Schulsozialarbeit an der Gesamtschule Lumdatal

Schulsozialarbeit

 

Seit September 2006 ist an der Gesamtschule Lumdatal die Stelle einer Schulsozialarbeiterin bzw. eines Schulsozialarbeiters installiert. Sie ist mittlerweile zu einem festen Bestandteil des Schulalltags geworden, der nicht mehr wegzudenken ist. Alle Bereiche, die Lehrer zeitlich oder fachlich bedingt nicht abdecken können, sind durch die Sozialarbeit optimal besetzt. Hier geht es zum Beispiel darum, Schüler in Einzelsituationen zu betreuen, wenn es stundenweise nicht möglich ist, sie im normalen Regelunterricht zu beschulen. Zu weiteren Aufgaben der Sozialpädagogin zählen unter anderem Hospitationen im Unterricht, Beratung von Eltern und Lehrern und die Intervention bei aktuellen Konflikten.
Dabei ist die Zielsetzung, Schwächen im Sozialverhalten, die den Schülern die Teilnahme am geregelten Schulalltag erschweren, abzubauen und Stärken zu fördern. Weiterhin sollen Schüler an unserer Schule für den Berufsalltag und ihre Zukunft im Allgemeinen gut vorbereitet und mit den nötigen Kompetenzen ausgestattet werden.
Wichtiger Bestandteil der Arbeit ist auch die Betreuung von Schulverweigerern, denen der Weg zurück in die Schule oder in eine alternative Einrichtung geebnet werden soll. Ferner hat eine Vielzahl von Schülerinnen und Schülern mit den unterschiedlichsten Problemen zu kämpfen. Sie bedürfen daher einer individuellen Betreuung und Unterstützung. Hierbei reicht die Spannbreite von Problemen schulischer Art bis hin zu Problemen mit Mitschülern oder im Elternhaus. Aufgabe der Schulsozialarbeit ist es, beratend und unterstützend zur Seite zu stehen und gegebenenfalls an andere Institutionen zu vermitteln.

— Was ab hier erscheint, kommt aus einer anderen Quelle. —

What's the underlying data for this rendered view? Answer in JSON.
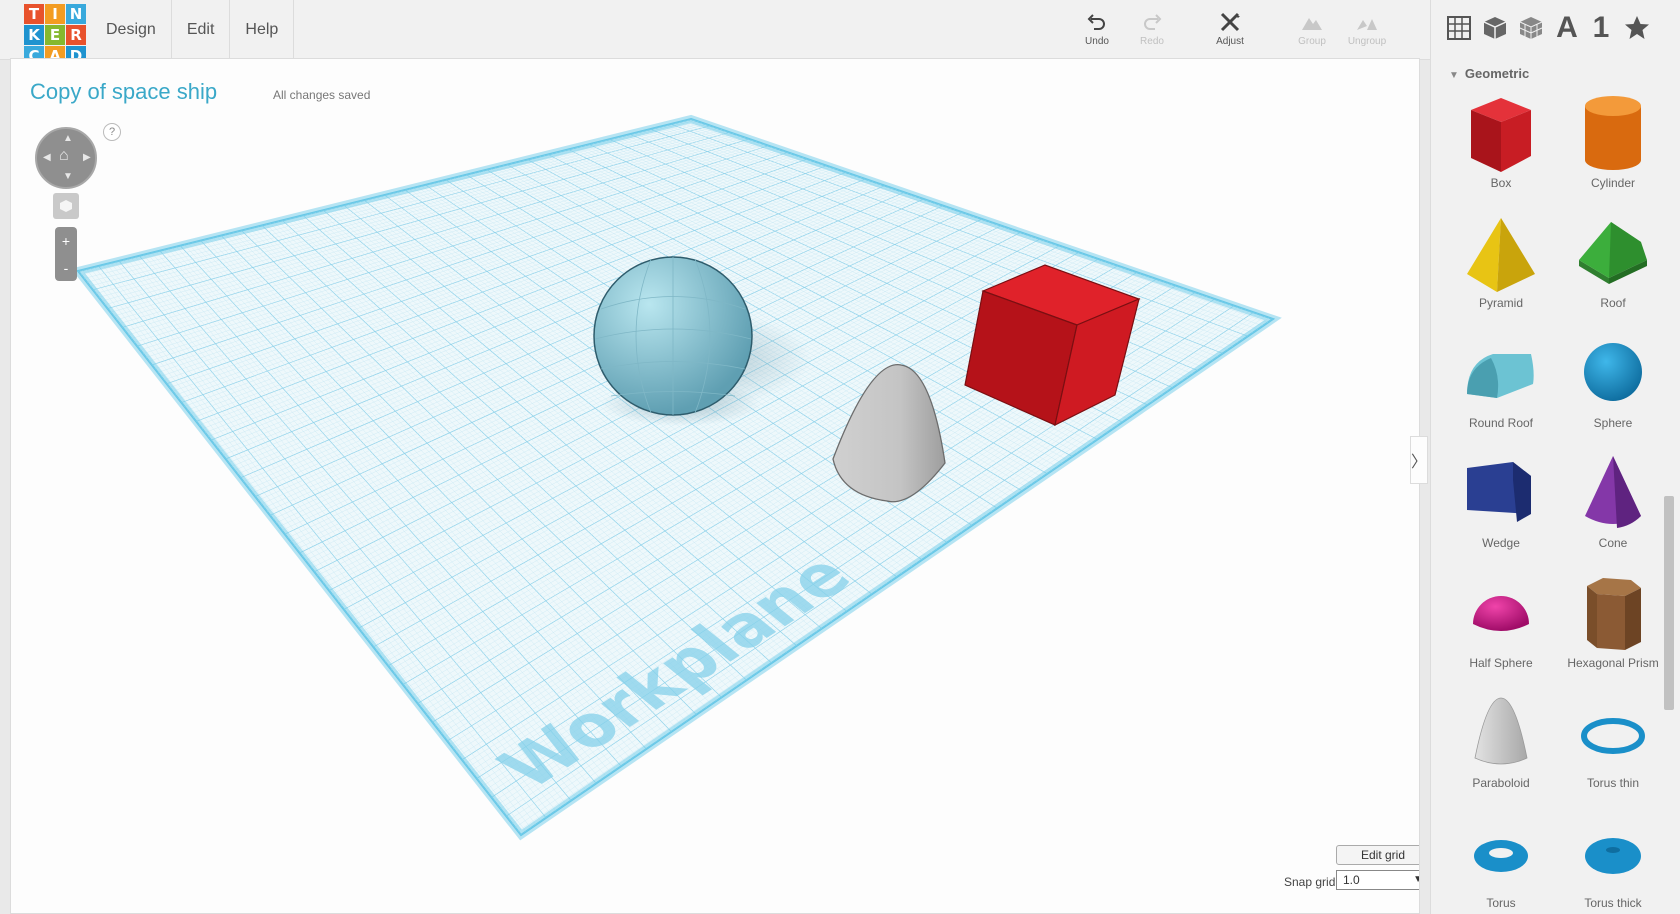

Außerdem ist es Aufgabe der Sozialpädagogen, sich um das Trainingsraumkonzept zu kümmern, bei dem Schülern, die im Unterricht gegen gemeinsam festgelegte Regeln verstoßen, Gelegenheit gegeben wird, über ihr Fehlverhalten zu reflektieren und adäquatere Verhaltensmuster zu finden.
In aktuellen Krisensituationen in Pause und Unterricht fungieren die Sozialpädagogen als Interventionsstelle und können deeskalierend auf die beteiligten Konfliktparteien einwirken. Weiterhin ist sie Beratungs- und Anlaufstelle für Eltern und Lehrer. Hierbei führt sie Elterngespräche, nicht selten auch gemeinsam mit anderen Institutionen, und nimmt an Klassenkonferenzen teil. Wichtig für die Unterstützung der Eltern ist unter anderem auch die enge Kooperation mit Beratungsstellen, dem Jugendamt, der Jugendgerichtshilfe, der Grünberger Gallusschule, medizinischen Einrichtungen und anderen Hilfeorganisationen, auf die die Sozialarbeiterin zurückgreifen kann und muss.
Zu aktuellen Themen, wie zum Beispiel Rechtsextremismus und Gewalt, Mobbing, Mediennutzung etc. werden Projekte mit Schülern und Eltern durchgeführt. Die Schulsozialarbeit erfährt einen regen Zulauf von Eltern, Schülern und Lehrern. Mittlerweile konnte die Schulsozialarbeit auf zwei Stellen erweitert werden, die von Sebastian Pawlowski und Corina Konradi ausgeübt werden.